Following his meeting in Washington with President Abraham Lincoln two weeks before, Brig. Gen. Judson Kilpatrick had returned to his headquarters at Rose Hill, near Stevensburg in Culpeper County, and begun laying plans for a raid on Richmond to free the Union prisoners of war in the lightly defended Confederate capital.
He had with him Col. Ulric Dahlgren; the one-legged colonel was the son of Adm. John Dahlgren, a close Lincoln family friend, and well placed in the army. Together they hand-picked 3,500 cavalrymen and set out on the raid from Stevensburg on Sunday evening, Feb. 28, under clear, cold skies.
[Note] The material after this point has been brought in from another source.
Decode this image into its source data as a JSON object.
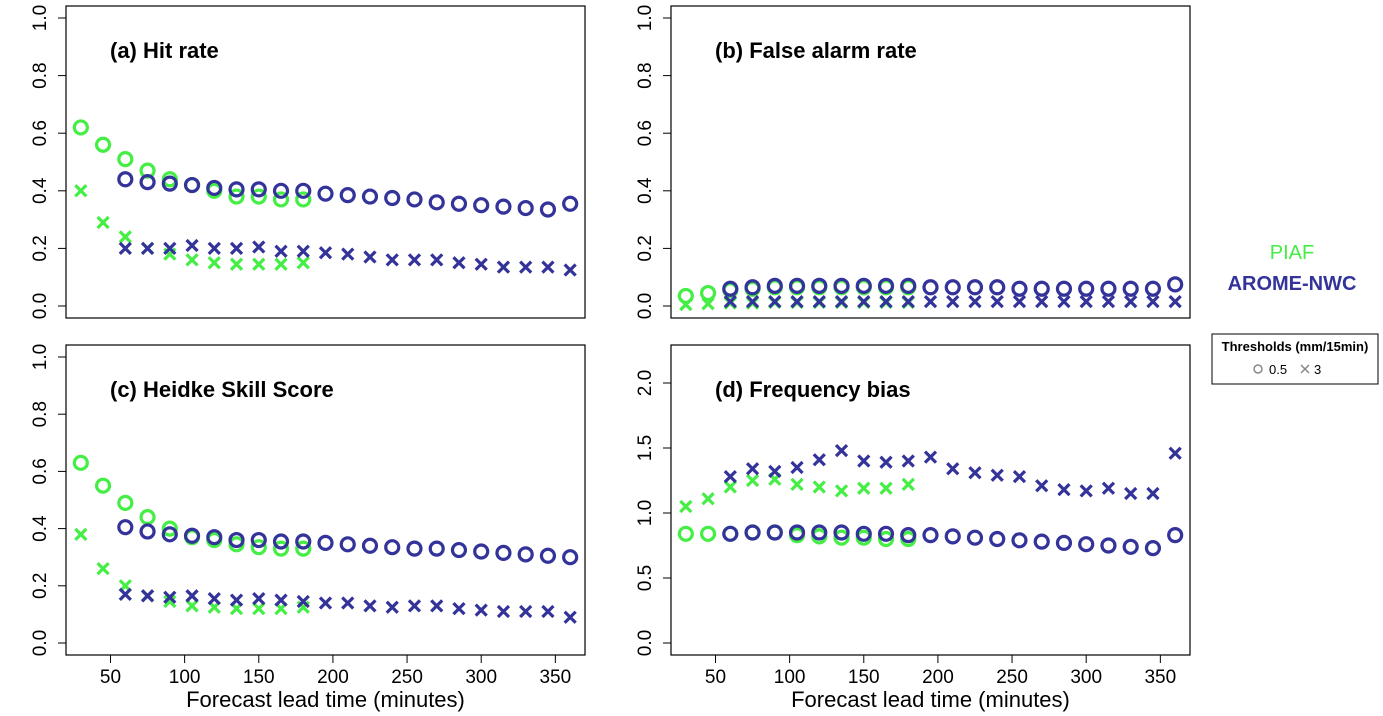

A minor engagement drove off Confederate pickets at the Rapidan River crossing at Ely’s Ford, but what the Union commanders didn’t know is that three Confederate soldier-spies fell in at the rear with the Union columns and shadowed them for more than 24 hours, relaying information about troop strengths, destination and objectives to Confederate authorities at Ashland and in Richmond.
As a diversion, a Union division under Maj. Gen. David Birney marched to Madison Courthouse in full view of Confederate signalmen on Pony Mountain, while Brig. Gen. George Custer took his cavalry division on a raid west to Charlottesville.
South of Spotsylvania, Gen. Kilpatrick sent Col. Dahlgren and 460 troopers to the west and south, to enter the Confederate capital from south of the James River, while Gen. Kilpatrick kept the balance of the troopers with him and headed south. The weather on Feb. 29 turned bitterly cold with sheets of rain, sleet, freezing rain and snow continuing for the rest of the raid. Communications between both columns were lost and never regained.
Gen. Robert E. Lee, heading back by train to his headquarters at Orange Courthouse following meetings in Richmond with President Jefferson Davis, narrowly missed being captured by Col. Dahlgren’s men at Fredericks Hall; the Union troopers were concerned about taking on a train they suspected of being a troop train, and compromising the secrecy of the raid. In reality, to avoid arousing suspicion, Gen. Lee was traveling with only two staff members and no military escort.
On Tuesday, March 1, Gen. Kilpatrick’s column arrived north of Richmond at the Intermediate Defenses, and encountered strong resistance from the Confederate defenders of wounded veterans — soldiers home on furlough, schoolboys, office and factory workers and home guards. After two unsuccessful attacks, Gen. Kilpatrick apparently lost his nerve and took his column east and then south, in an effort to join Maj. Gen. Benjamin Butler’s Army of the James at Yorktown.
At the same time, approaching Richmond from the west and having been unable to cross to the south side of the rain-swollen James River at Jude’s Ferry, Col. Dahlgren’s column encountered strong resistance at Green’s Farm on the approaches to the city. After several sharp engagements, the Union troops fled, attempting to rejoin Gen. Kilpatrick’s column.
Lt. James Pollard and the 9th Virginia Cavalry pursued Col. Dahlgren’s column and caught up with them in an ambush at 11 p.m. on March 2. More than 100 Union troops were captured, and Col. Dahlgren was killed; on his body were incriminating papers outlining orders not only to free the Union prisoners at Libby Prison and Belle Isle, but also to burn Richmond to the ground and kill President Davis and most of the members of his cabinet.
The papers were published in newspapers throughout the Confederacy, resulting in anger and condemnation of such barbaric activities. Like Brig. Gen. Isaac Wistar’s raid on Richmond at the beginning of February, this raid on Richmond also had failed, resulting in more than 340 Union casualties, almost 600 horses and a considerable amount of military equipment and supplies.
The murder of the Confederate president and his cabinet and the burning of Richmond to the ground was “black flag warfare” (classified as terrorism today) at its worst. In the ensuing weeks, in correspondence between Union and Confederate authorities, the Federal military authorities denied knowing or ordering the black flag warfare, though the Lincoln administration remained strangely silent on the issue. In time, the “civilized” war had turned ugly, with the Confederate authorities considering retaliation.
In light of the murder of President Lincoln in April 1865, the attempt Secretary of State William Seward’s life and the consideration of killing vice-president Andrew Johnson, Secretary of War Edwin Stanton, and Lt. Gen. Ulysses Grant, it could be argued that the telegram President Lincoln sent on the evening of Feb. 11, 1864, requesting Gen. Kilpatrick to come to Washington for unspecified discussions, might well have been his own death warrant.